Não, o abandono de lar continua existindo no direito brasileiro, mas seu significado jurídico foi modificado e melhor delimitado ao longo do tempo. Atualmente, o abandono de lar é tratado com implicações principalmente no âmbito do direito de família e da posse de imóveis, e não mais como causa automática de perda de direitos patrimoniais ou da guarda de filhos, como era entendido antigamente. Ao longo deste artigo, vamos explicar em detalhes como o abandono de lar é visto hoje na legislação e na prática judicial, quais são seus efeitos, quando pode ser alegado e quais cuidados devem ser observados.

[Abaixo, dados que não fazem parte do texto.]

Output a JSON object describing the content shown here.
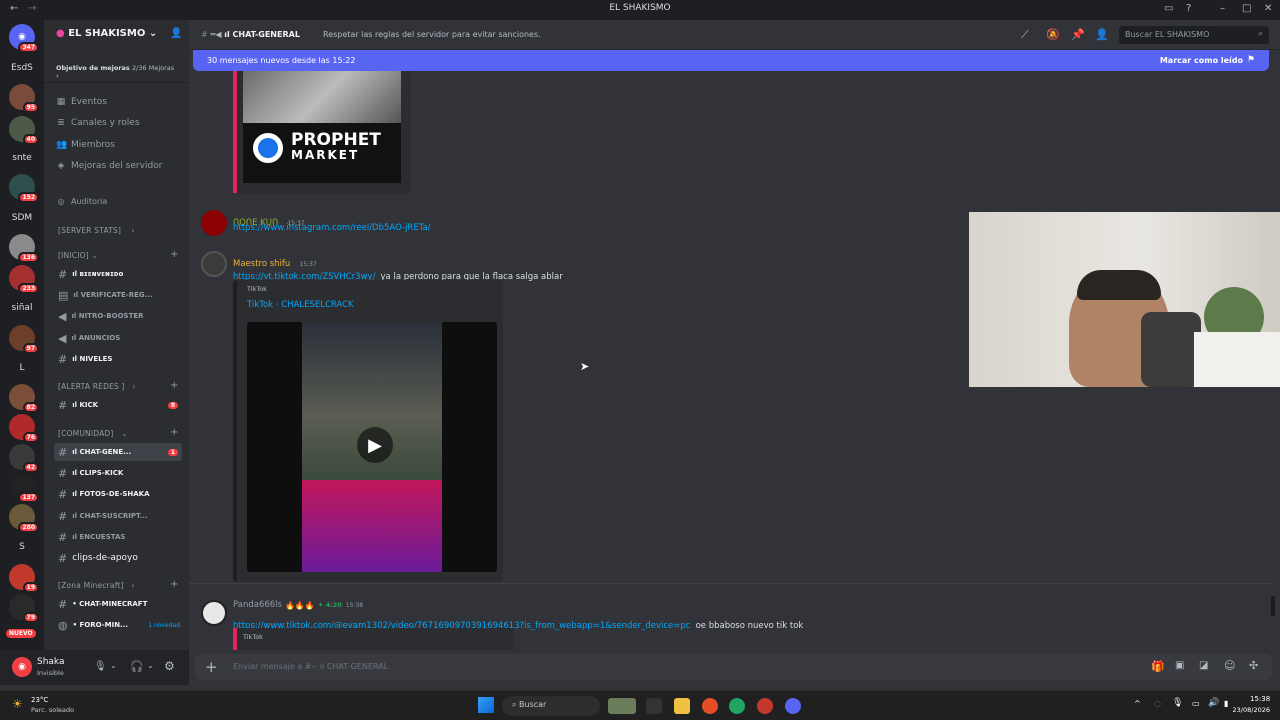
{
  "window": {
    "title": "EL SHAKISMO"
  },
  "rail": {
    "servers": [
      {
        "label": "",
        "badge": "347"
      },
      {
        "label": "EsdS",
        "badge": ""
      },
      {
        "label": "",
        "badge": "95"
      },
      {
        "label": "",
        "badge": "40"
      },
      {
        "label": "snte",
        "badge": ""
      },
      {
        "label": "",
        "badge": "152"
      },
      {
        "label": "SDM",
        "badge": ""
      },
      {
        "label": "",
        "badge": "136"
      },
      {
        "label": "",
        "badge": "233"
      },
      {
        "label": "siñal",
        "badge": ""
      },
      {
        "label": "",
        "badge": "97"
      },
      {
        "label": "L",
        "badge": ""
      },
      {
        "label": "",
        "badge": "82"
      },
      {
        "label": "",
        "badge": "76"
      },
      {
        "label": "",
        "badge": "42"
      },
      {
        "label": "",
        "badge": "137"
      },
      {
        "label": "",
        "badge": "280"
      },
      {
        "label": "S",
        "badge": ""
      },
      {
        "label": "",
        "badge": "19"
      },
      {
        "label": "",
        "badge": "79"
      }
    ],
    "new_label": "NUEVO"
  },
  "sidebar": {
    "server_name": "EL SHAKISMO",
    "boost_goal": "Objetivo de mejoras",
    "boost_count": "2/36 Mejoras",
    "items": [
      {
        "label": "Eventos",
        "icon": "calendar-icon"
      },
      {
        "label": "Canales y roles",
        "icon": "list-icon"
      },
      {
        "label": "Miembros",
        "icon": "members-icon"
      },
      {
        "label": "Mejoras del servidor",
        "icon": "boost-icon"
      },
      {
        "label": "Auditoria",
        "icon": "audit-icon"
      }
    ],
    "categories": {
      "stats": "[SERVER STATS]",
      "inicio": "[INICIO]",
      "alerta": "[ALERTA REDES ]",
      "comunidad": "[COMUNIDAD]",
      "minecraft": "[Zona Minecraft]"
    },
    "channels": {
      "bienvenido": "ıl ʙɪᴇɴᴠᴇɴɪᴅᴏ",
      "verificate": "ıl VERIFICATE-REG...",
      "nitro": "ıl NITRO-BOOSTER",
      "anuncios": "ıl ANUNCIOS",
      "niveles": "ıl NIVELES",
      "kick": "ıl KICK",
      "kick_badge": "8",
      "chat_general": "ıl CHAT-GENE...",
      "chat_general_badge": "1",
      "clips_kick": "ıl CLIPS-KICK",
      "fotos": "ıl FOTOS-DE-SHAKA",
      "chat_suscript": "ıl CHAT-SUSCRIPT...",
      "encuestas": "ıl ENCUESTAS",
      "clips_apoyo": "clips-de-apoyo",
      "chat_minecraft": "• CHAT-MINECRAFT",
      "foro_min": "• FORO-MIN...",
      "foro_novedad": "1 novedad"
    }
  },
  "user": {
    "name": "Shaka",
    "status": "Invisible"
  },
  "topbar": {
    "channel": "ıl CHAT-GENERAL",
    "topic": "Respetar las reglas del servidor para evitar sanciones.",
    "search_placeholder": "Buscar EL SHAKISMO"
  },
  "banner": {
    "text": "30 mensajes nuevos desde las 15:22",
    "action": "Marcar como leído"
  },
  "messages": {
    "prophet_logo_line1": "PROPHET",
    "prophet_logo_line2": "MARKET",
    "m1": {
      "author": "ᑎOᑎE Kᑌᑎ",
      "time": "15:37",
      "link": "https://www.instagram.com/reel/Db5AO-jRETa/"
    },
    "m2": {
      "author": "Maestro shifu",
      "time": "15:37",
      "link": "https://vt.tiktok.com/ZSVHCr3wy/",
      "text": "ya la perdono para que la flaca salga ablar",
      "embed_provider": "TikTok",
      "embed_title": "TikTok · CHALESELCRACK"
    },
    "m3": {
      "author": "Panda666ls",
      "level": "4:20",
      "time": "15:38",
      "link": "https://www.tiktok.com/@evam1302/video/7671690970391694613?is_from_webapp=1&sender_device=pc",
      "text": "oe bbaboso nuevo tik tok",
      "embed_provider": "TikTok"
    }
  },
  "composer": {
    "placeholder": "Enviar mensaje a #-- ıl CHAT-GENERAL"
  },
  "taskbar": {
    "temp": "23°C",
    "weather": "Parc. soleado",
    "search": "Buscar",
    "time": "15:38",
    "date": "23/08/2026"
  }
}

O que era considerado abandono de lar antigamente
Historicamente, abandono de lar era uma expressão popularmente utilizada para descrever a saída de um dos cônjuges da residência familiar, interpretada como uma grave falta conjugal. Isso gerava efeitos profundos: o cônjuge que abandonava o lar podia perder o direito ao usufruto dos bens do casal, ser prejudicado na disputa pela guarda dos filhos e até ter dificuldades no divórcio, especialmente quando o divórcio ainda dependia da comprovação de culpa.
Essa visão estava amparada em uma sociedade que valorizava intensamente a manutenção do casamento e via a ruptura como um evento negativo que merecia punição.
Com o advento da Emenda Constitucional nº 66/2010, que simplificou o divórcio no Brasil e eliminou a necessidade de demonstração de culpa para dissolver o casamento, o conceito de abandono de lar perdeu força no aspecto do fim do casamento, mas manteve relevância em outros campos, como veremos.
A atual interpretação do abandono de lar
Hoje, o abandono de lar não é mais motivo para a concessão de divórcio ou separação judicial com punições ao cônjuge. O divórcio é um direito potestativo, ou seja, basta a vontade de uma das partes para que ele seja concedido, sem que se precise comprovar culpa.
No entanto, o abandono de lar ainda pode ter efeitos jurídicos importantes em duas principais áreas:
Posse de imóvel: o cônjuge que abandona o lar pode, em algumas condições, perder o direito à parte do imóvel.
Guarda dos filhos: o abandono pode ser considerado um fator negativo na análise da capacidade parental em disputas de guarda.
Portanto, embora o abandono de lar não tenha mais as mesmas consequências em termos de dissolução do vínculo matrimonial, ele ainda é relevante no direito de família e no direito das coisas (posse e propriedade).
Abandono de lar e o direito à posse exclusiva do imóvel
O Código Civil, em seu artigo 1.240-A, introduzido pela Lei nº 12.424/2011, prevê que, em casos de abandono de lar, o cônjuge que permanecer no imóvel poderá adquirir a propriedade exclusiva do bem, mesmo que este seja comum ao casal.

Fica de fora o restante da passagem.